"The Reaction of Black Americans to Lincoln's Death"
Leonne M. Hudson, Ph.D., Associate Professor of History, Kent State University
Thursday, March 6, 2014 at 7 p.m.
(5 p.m. meeting with Lourdes students)
Event is open to the public
Leonne M. Hudson is associate professor of history and the faculty advisor to Phi Alpha Theta. He received his B.A. at Voorhees College and his M.A. and Ph.D. degrees at Kent State University. Professor Hudson's specialty is 19th Century U.S. history. His research interests include the Mexican War and the Civil War era, particularly the military contributions of black troops to the Union effort. Professor Hudson has a research project in progress on the reaction of black soldiers to the death of Abraham Lincoln.
About the lecture
When Abraham Lincoln was called by the angels to make his "sacrifice upon the altar of freedom" on April 15, 1865, the Union lost its most powerful and elegant voice. Lamentations of grief permeated every corner of the nation. A stunned African American community was plunged into deep morning for the man whom they had come to admire as their Savior, friend, and protector. Many freedmen wondered aloud what would happen to them in the wake of Lincoln's demise. The disillusionment of the former slaves was magnified with their belief that the government itself had died along with its president because the two of them were inextricably bound together. Consumed with grief and sorrow, they believed that a return to slavery was a real possibility.

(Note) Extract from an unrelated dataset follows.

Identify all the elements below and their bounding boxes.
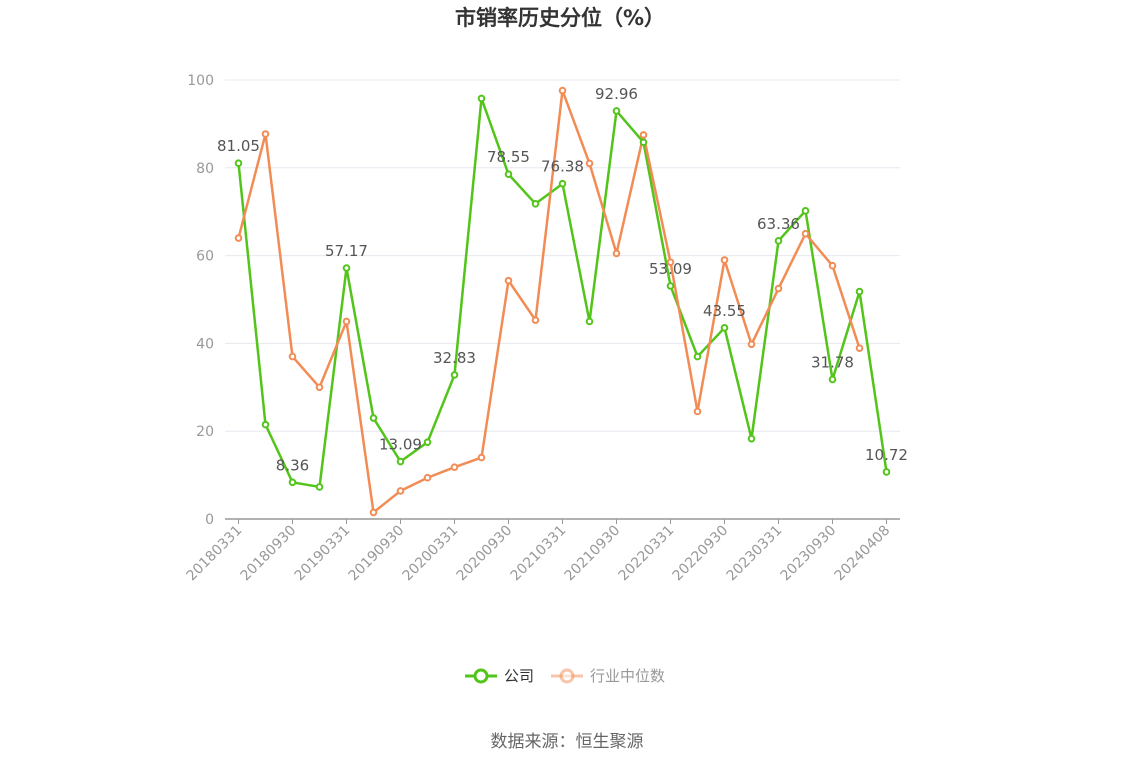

The famous abolitionist and orator Frederick Douglass eulogized the slain Civil War president a few days after his assassination. He said, "No people or class of people in the country have a better reason for lamenting the death of Abraham Lincoln, and for desiring to honor and perpetuate his memory, than have the colored people." After a three-week long funeral, Abraham Lincoln the man, who had saved the Union, championed freedom for African Americans, and made the ultimate sacrifice, was laid to rest in Oak Ridge cemetery on May 4, 1865. After a journey through the Civil War and a 1,700-mile journey by train, Springfield's most famous son was finally home.